Les navires, même si toujours nécessaires, sont aujourd’hui source de débats et de tensions dans l’UE. Alors que les émissions de gaz à effet de serre restent conséquentes dans le domaine du transport, un site de surveillance a par exemple été mis en place à proximité du port d’Hambourg pour mesurer la nocivité des carburants employés par les navires. Euronews met en avant une “bonne nouvelle” à ce sujet, une réduction drastique des “émissions de soufre des navires de la Manche à la mer Baltique” en 2015 grâce à l’action de l’UE.

Les réflexions suivent leur cours sur les moyens les plus “propres” de propulser les bateaux mais la question de leur “recyclage” reste épineuse, Euractiv dénonçant un échec en la matière pour l’UE : une liste d’installations, définies par règlement par Bruxelles spécifiquement pour le démantèlement, “n’ont pourtant accueilli, l’an dernier (en 2019), que 7 des 44 navires en fin de vie battant pavillon d’un État membre. 23 ont rejoint le chantier turc d’Aliaga (non agréé, lui, par Bruxelles) et 14 le Bangladesh et l’Inde avec un pavillon de complaisance.”

Et les traditionnelles difficultés en Méditerranée, concernant l’aide aux migrants, restent évidemment sur la table. Un cargo danois a dû attendre plus d’un mois, en août, pour transférer à un autre bateau les 27 migrants qui avaient trouvé refuge à bord.

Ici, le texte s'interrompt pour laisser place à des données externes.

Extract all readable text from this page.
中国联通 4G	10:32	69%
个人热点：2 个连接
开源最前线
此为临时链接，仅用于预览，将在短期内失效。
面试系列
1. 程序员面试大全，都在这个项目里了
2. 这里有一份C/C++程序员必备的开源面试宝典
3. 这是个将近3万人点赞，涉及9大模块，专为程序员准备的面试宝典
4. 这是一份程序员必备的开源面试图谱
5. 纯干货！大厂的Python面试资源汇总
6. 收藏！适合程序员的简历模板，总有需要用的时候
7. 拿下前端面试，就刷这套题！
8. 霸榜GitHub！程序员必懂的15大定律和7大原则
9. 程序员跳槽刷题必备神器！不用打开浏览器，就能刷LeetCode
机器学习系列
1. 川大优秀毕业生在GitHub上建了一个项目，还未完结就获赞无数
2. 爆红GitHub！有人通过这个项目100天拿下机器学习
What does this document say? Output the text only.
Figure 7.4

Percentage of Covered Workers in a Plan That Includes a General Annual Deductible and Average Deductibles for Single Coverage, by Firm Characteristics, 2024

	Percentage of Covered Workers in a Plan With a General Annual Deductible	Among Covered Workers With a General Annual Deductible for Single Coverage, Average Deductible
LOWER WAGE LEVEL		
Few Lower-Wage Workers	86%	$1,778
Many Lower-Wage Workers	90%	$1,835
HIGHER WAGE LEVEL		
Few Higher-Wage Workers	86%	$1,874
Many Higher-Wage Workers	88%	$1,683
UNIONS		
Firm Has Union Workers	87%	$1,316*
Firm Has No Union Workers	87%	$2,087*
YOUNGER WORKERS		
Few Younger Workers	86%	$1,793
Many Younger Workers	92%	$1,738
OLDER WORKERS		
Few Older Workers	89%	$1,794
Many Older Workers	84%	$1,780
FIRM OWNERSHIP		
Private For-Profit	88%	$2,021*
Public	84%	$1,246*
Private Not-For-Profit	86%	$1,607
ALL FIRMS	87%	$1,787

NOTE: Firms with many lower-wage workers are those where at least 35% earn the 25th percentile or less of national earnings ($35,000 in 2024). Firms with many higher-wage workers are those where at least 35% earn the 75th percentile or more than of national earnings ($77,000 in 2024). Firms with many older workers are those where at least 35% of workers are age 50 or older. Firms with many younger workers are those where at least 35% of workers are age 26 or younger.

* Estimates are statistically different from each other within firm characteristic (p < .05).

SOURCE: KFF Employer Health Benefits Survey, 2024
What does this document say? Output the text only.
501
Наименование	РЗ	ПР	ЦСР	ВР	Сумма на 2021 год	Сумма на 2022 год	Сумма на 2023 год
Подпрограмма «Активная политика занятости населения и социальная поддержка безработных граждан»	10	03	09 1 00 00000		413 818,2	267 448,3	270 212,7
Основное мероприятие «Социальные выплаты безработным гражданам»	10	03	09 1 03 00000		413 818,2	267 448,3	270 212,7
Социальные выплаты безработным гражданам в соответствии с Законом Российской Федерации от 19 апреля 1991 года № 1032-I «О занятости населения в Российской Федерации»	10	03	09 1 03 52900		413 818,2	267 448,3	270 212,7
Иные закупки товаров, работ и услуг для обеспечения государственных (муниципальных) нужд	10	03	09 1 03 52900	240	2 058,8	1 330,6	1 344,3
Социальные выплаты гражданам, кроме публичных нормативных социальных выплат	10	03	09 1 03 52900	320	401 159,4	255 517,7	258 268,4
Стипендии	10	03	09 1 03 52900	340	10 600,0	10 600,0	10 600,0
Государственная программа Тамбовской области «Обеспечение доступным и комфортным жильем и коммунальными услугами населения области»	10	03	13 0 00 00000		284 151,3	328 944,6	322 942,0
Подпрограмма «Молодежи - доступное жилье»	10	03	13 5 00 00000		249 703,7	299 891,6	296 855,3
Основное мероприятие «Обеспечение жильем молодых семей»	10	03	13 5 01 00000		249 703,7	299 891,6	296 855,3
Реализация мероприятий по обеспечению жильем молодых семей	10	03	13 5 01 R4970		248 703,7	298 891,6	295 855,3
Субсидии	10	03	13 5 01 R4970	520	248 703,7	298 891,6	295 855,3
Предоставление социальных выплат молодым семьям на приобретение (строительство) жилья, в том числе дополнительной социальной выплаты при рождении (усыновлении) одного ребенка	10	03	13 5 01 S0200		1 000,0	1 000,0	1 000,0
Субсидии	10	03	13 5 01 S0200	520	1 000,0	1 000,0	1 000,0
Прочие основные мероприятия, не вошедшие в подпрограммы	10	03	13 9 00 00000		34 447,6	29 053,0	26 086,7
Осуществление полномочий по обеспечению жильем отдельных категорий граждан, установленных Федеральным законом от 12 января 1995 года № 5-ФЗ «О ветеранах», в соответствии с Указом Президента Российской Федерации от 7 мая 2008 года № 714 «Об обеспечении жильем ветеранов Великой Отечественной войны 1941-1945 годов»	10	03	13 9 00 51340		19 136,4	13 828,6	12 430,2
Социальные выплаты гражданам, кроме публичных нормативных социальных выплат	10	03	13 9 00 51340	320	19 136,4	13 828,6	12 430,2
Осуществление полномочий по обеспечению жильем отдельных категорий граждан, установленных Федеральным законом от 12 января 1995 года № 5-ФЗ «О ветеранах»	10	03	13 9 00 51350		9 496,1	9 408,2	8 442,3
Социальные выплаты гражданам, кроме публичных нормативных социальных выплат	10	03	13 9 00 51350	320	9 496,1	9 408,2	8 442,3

« L’incapacité de l’Union européenne à trouver une solution donne un très mauvais exemple pour le transport maritime », a estimé Robert Maersk Uggla, le PDG du danois AP Möller Holding, la maison mère de Maersk Tankers, le bateau danois concerné. Ses propos ont été rapportés par Le Monde dans un article alarmant sur cette urgence. La situation cause d’impossibles casse-têtes.

Dans l’ensemble, les réductions d’activité se traduisent par une baisse des commandes auprès des armateurs et pourraient avoir des conséquences sur le long terme. Au deuxième trimestre 2020, les exportations ont plongé en Europe (− 24,5 %) et si la chute s’annonce finalement moins lourde que prévu, la reprise a baissé de rythme. Tant et si bien que pour les échanges commerciaux également, comme pour la course au vaccin ou les questions relatives à l’immunisation virale, c’est l’incertitude qui prédomine. Les bateaux ne disparaîtront pas des mers européennes de sitôt, mais il est difficile de prédire comment ils y resteront.